Materialize Logo

CREATE SOURCE: JSON over Kinesis

CREATE SOURCE connects Materialize to some data source, and lets you interact with its data as if it were in a SQL table.

This document details how to connect Materialize to JSON-formatted Kinesis streams.

WARNING! Kinesis support is undergoing active development, and is in Alpha status. If you run into any issues with it, please let us know with a GitHub issue.

Conceptual framework

Sources represent connections to resources outside Materialize that it can read data from. For more information, see API Components: Sources.

Syntax

CREATE MATERIALIZED SOURCE IF NOT EXISTS src_name ( col_name , ) FROM KINESIS ARN arn WITH ( field = val , ) FORMAT BYTES
Field Use
MATERIALIZED Materializes the source’s data, which retains all data in memory and makes sources directly selectable. For more information, see Materialized source details.
src_name The name for the source, which is used as its table name within SQL.
col_name Override default column name with the provided identifier. If used, a col_name must be provided for each column in the created source.
KINESIS ARN arn The AWS ARN of the Kinesis Data Stream.
WITH ( option_list ) Options affecting source creation. For more detail, see WITH options.
FORMAT BYTES Materialize receives data as raw bytes, but you can easily transform the data to JSON. For more details, see Byte format details (JSON).
ENVELOPE NONE (Default) Use an append-only envelope. This means that records will only be appended and cannot be updated or deleted.

WITH options

The following options are valid within the WITH clause.

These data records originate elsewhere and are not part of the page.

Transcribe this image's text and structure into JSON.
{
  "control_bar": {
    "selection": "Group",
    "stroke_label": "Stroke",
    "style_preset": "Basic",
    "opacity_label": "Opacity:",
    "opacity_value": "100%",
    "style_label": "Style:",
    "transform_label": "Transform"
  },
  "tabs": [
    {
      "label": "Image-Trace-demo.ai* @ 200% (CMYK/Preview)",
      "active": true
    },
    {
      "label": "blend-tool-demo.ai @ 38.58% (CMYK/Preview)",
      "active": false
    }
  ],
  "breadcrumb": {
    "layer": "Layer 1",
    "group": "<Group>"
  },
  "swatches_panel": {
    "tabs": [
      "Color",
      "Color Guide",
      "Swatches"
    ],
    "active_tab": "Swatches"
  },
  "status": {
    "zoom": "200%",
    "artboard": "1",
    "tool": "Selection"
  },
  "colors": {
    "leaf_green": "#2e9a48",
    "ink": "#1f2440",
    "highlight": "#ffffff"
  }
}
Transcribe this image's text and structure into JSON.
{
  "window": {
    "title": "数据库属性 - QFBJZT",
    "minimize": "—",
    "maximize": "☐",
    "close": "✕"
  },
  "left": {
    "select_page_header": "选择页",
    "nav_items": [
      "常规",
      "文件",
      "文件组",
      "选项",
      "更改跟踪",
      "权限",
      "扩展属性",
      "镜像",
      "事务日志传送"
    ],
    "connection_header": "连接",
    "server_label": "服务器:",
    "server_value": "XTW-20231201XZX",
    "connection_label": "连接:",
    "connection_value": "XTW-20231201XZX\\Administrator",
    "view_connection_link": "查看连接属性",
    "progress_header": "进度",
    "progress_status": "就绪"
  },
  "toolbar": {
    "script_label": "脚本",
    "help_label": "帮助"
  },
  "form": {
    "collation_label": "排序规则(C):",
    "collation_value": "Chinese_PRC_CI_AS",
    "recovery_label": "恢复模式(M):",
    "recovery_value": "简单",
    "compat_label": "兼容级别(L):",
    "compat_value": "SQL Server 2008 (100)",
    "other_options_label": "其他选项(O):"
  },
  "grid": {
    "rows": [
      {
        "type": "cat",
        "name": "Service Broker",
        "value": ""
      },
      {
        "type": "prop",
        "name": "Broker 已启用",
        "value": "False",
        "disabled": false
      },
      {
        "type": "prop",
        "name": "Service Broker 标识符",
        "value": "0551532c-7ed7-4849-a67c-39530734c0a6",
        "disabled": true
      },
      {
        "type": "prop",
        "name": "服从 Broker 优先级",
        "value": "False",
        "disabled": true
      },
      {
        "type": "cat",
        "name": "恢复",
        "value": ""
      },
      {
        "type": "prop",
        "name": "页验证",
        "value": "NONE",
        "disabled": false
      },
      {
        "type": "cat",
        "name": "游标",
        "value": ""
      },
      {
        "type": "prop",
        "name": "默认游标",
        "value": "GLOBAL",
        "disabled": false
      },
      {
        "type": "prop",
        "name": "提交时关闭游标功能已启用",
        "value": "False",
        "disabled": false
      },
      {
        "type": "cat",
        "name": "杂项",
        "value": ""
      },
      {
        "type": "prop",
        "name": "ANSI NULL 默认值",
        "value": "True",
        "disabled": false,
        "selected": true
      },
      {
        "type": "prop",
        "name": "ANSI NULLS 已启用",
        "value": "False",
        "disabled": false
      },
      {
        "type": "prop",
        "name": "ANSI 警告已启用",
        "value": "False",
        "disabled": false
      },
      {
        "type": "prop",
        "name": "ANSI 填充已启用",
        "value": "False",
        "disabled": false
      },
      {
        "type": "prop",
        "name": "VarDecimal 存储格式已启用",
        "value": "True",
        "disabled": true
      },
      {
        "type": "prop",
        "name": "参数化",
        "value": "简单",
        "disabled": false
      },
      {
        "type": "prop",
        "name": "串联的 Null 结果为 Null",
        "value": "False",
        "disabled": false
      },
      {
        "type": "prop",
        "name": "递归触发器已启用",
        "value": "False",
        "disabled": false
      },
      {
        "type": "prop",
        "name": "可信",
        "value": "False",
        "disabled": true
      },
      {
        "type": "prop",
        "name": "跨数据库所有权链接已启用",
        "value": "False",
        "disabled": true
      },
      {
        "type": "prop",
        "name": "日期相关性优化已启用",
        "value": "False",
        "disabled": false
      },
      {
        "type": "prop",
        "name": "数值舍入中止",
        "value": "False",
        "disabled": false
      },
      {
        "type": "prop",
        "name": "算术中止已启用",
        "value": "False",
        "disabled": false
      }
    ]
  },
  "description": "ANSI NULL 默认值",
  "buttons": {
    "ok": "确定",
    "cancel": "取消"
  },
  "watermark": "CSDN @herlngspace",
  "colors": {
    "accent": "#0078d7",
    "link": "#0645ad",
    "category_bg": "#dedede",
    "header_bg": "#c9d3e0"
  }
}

Field Value type Description
access_key_id text A valid access key ID to the Kinesis stream.
secret_access_key text A valid secret access key to the Kinesis stream.
token text The session token associated with the credentials, if the credentials are temporary

For details about the IAM account whose details you provide, see Kinesis source details.

If you do not explicitly provide AWS credentials, Materialize will attempt to fetch credentials by reading standard environment variables, filesystem paths, and, if running on AWS ECS or EC2, the container or instance profile. Consult the Rusoto credentials documentation for details.

Credentials fetched from a container or instance profile expire on a fixed schedule. Materialize will attempt to refresh the credentials automatically before they expire, but the source will become inoperable if the refresh operation fails.

Details

Materialized source details

Materializing a source keeps data it receives in an in-memory index, the presence of which makes the source directly queryable. In contrast, non-materialized sources cannot process queries directly; to access the data the source receives, you need to create materialized views that SELECT from the source.

For a mental model, materializing the source is approximately equivalent to creating a non-materialized source, and then creating a materialized view from all of the source’s columns:

CREATE SOURCE src ...;
CREATE MATERIALIZED VIEW src_view AS SELECT * FROM src;

The actual implementation of materialized sources differs, though, by letting you refer to the source’s name directly in queries.

For more details about the impact of materializing sources (and implicitly creating an index), see CREATE INDEX: Details — Memory footprint.

Kinesis source details

Byte format details (JSON)

Materialize receives all data from Kinesis streams as bytes, which you must convert to text, and then to jsonb.

Here is an example of using a Kinesis source, converting the streams bytes into jsonb data:

CREATE MATERIALIZED VIEW jsonified_kinesis_source AS
SELECT CAST(data AS JSONB) AS data
FROM (
    SELECT CONVERT_FROM(data, 'utf8') AS data
    FROM kinesis_source
)

Append-only envelope

Append-only envelope means that all records received by the source is treated as an insert. This is Materialize’s default envelope (i.e. if no envelope is specified), and can be specified with ENVELOPE NONE.

Examples

CREATE SOURCE kinesis_source
FROM KINESIS ARN ... WITH (
    access_key_id = ...,
    secret_access_key = ...
)
FORMAT BYTES;

This creates a source that…

To use this data in views, you can decode its bytes into jsonb. For example:

CREATE MATERIALIZED VIEW jsonified_kinesis_source AS
  SELECT CAST(data AS jsonb) AS data
  FROM (
      SELECT convert_from(data, 'utf8') AS data
      FROM kinesis_source
  )